Sandip M Prasad, Michael J Louie, Brent Burger, Victoria Tsurutis, Nikky Ugwuoke, Dalit Strauss-Ayali
Abstract
Open AccessPURPOSE: To evaluate the pharmacokinetic properties of UGN-102, a mitomycin-containing reverse thermal gel. METHODS: Twelve patients with NMIBC received 6 once-weekly intravesical instillations of UGN-102 (BL004: 120 mg mitomycin [n = 6]; BL005: 75 mg mitomycin [n = 6]). Plasma samples for determination of pharmacokinetic (PK) parameters were collected up to 6 h following instillation.

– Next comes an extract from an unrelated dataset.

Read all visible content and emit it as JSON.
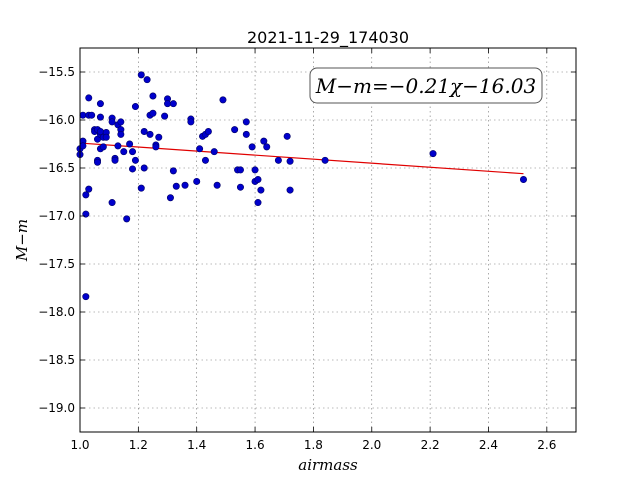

RESULTS: In BL004, mean Cmax was 20.39 ng/mL, and median was 16.10 ng/mL (range 4.00-40.40), 100-10-fold lower than reported myelosuppression toxic level (RMTL); and median Tmax was 1.5 h. Mean AUC0-6 was 56.23 ng·h/mL and mean apparent terminal half-life (t1/2) was 49 min. The highest observed Cmax (40.40 ng/mL) was 59-fold and 13-fold lower than Cmax following IV 30 mg or 10 mg mitomycin, respectively, and 10-fold lower than the RMTL. Maximum measured urine concentration was 635 µg/mL. In BL005, mean Cmax was 2.27 ng/mL, 181-fold lower than the RMTL; mean Tmax was 1.95 h and mean AUC0-6 was 5.69 ng·h/mL. At 4-6 h post intravesical instillation, mitomycin concentrations in urine were either below or approaching the lower level of quantification (< 0.250 µg/mL) in 5/6 patients. In the remaining patient, the measurable urine concentrations over the 6-hour period suggest dwell time was > 6 h post-instillation, possibly due to the tumor location restricting urine flow. However systemic exposure was < 4 ng/mL, 100-fold lower than the RMTL. CONCLUSIONS: Intravesical instillation of UGN-102 results in low-level systemic absorption of mitomycin, with Cmax values considerably lower than those following IV administration and those associated with myelosuppression. STUDY REGISTRATION: BL004: NCT02307487; BL005: NCT03558503.